‘Maria Firmina’: livro marca bicentenário da romancista

Livro de Andréa Oliveira inaugura Coleção Meninas do Maranhão, série de biografias infanto-juvenis sobre grandes mulheres maranhenses.

Com o livro Maria Firmina, A Menina Abolicionista, a jornalista e escritora Andréa Oliveira inaugura a Coleção Meninas do Maranhão, série de biografias infanto-juvenis sobre grandes mulheres maranhenses, e também o selo independente Palavra Acesa. A obra, com ilustrações da artista visual Mônica Barbosa, vai ser lançada nesta sexta-feira (11), às 18h, na Sala Sesc de Exposições (Condomínio Fecomércio/Sesc/Senac, avenida dos Holandeses, bairro do Calhau). A data marca o bicentenário de nascimento da autora do primeiro romance abolicionista da literatura brasileira. O projeto foi contemplado pela Lei Aldir Blanc/Secretaria de Estado da Cultura, e recebeu apoio do Serviço Social do Comércio (Sesc) no Maranhão.

O livro é fruto de dois anos de pesquisa sobre a personagem e também sobre a escravidão, um dos capítulos mais tenebrosos da história do mundo e principalmente do Brasil, o último país das Américas a abolir essa prática, pelo menos oficialmente.

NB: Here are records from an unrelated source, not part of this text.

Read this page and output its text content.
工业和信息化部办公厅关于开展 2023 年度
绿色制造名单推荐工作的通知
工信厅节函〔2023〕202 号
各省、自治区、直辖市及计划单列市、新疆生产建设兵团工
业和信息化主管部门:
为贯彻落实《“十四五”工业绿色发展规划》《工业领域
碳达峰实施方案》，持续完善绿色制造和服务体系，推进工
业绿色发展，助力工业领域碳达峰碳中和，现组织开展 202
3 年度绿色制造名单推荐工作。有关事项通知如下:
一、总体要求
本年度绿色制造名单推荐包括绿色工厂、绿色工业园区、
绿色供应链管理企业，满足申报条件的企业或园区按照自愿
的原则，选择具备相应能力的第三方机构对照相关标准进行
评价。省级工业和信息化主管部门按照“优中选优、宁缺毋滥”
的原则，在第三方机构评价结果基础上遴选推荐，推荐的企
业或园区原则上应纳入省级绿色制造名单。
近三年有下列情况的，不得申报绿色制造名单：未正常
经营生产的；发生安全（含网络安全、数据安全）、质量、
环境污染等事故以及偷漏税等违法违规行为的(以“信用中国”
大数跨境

Quando eu tive a ideia de construir a coleção de biografias de mulheres maranhenses, o nome de Maria Firmina foi o primeiro da lista. Ela é a nossa grande pioneira nas principais lutas que ainda estão na pauta do tempo presente, pela liberdade para todos, contra o racismo e toda forma de opressão contra as mulheres

A vida de Maria Firmina dos Reis é tão rica de acontecimentos impressionantes que parece até inventada: uma menina afrodescendente no Maranhão do século 19, criada numa vila do interior sem a figura paterna e distante do mundo dos privilégios vir a se tornar a primeira professora concursada do Estado, a primeira mestra-régia, a romancista publicada nos jornais da capital.

‘Maria Firmina’: livro marca bicentenário da romancista

Ela também foi quem criou a primeira escola em que meninas e meninos estudavam as mesmas lições, a escritora que deu voz às pessoas escravizadas, fossem africanas e seus descendentes, fossem indígenas; e questionou o lugar das mulheres.

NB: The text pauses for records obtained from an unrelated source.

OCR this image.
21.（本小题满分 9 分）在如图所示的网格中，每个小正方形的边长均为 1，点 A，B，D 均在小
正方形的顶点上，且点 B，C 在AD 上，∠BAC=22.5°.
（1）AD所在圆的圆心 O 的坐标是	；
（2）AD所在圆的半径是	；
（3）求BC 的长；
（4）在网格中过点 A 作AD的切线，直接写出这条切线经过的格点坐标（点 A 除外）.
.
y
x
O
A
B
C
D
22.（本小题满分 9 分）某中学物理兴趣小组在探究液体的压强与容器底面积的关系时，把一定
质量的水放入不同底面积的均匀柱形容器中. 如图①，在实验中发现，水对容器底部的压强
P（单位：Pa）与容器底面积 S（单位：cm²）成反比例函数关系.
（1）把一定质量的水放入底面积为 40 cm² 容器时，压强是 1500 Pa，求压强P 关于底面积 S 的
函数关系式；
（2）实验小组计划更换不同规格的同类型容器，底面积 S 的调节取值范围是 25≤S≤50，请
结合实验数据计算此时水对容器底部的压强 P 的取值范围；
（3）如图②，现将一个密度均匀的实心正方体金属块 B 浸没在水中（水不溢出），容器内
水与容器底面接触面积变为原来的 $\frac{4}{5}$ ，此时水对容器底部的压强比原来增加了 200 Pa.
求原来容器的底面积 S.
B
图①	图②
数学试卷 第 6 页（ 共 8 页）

Até aqui parece muito, mas Maria Firmina dos Reis foi mais adiante e atuou também como poeta e compositora dos festejos populares, autora de toadas que até hoje encantam mestras e mestres do bumba-meu-boi do Maranhão. E tudo isso poderia ter ficado no esquecimento se alguém não tivesse encontrado um livro seu, por acaso, mais de um século depois, e dado início à recuperação de sua história.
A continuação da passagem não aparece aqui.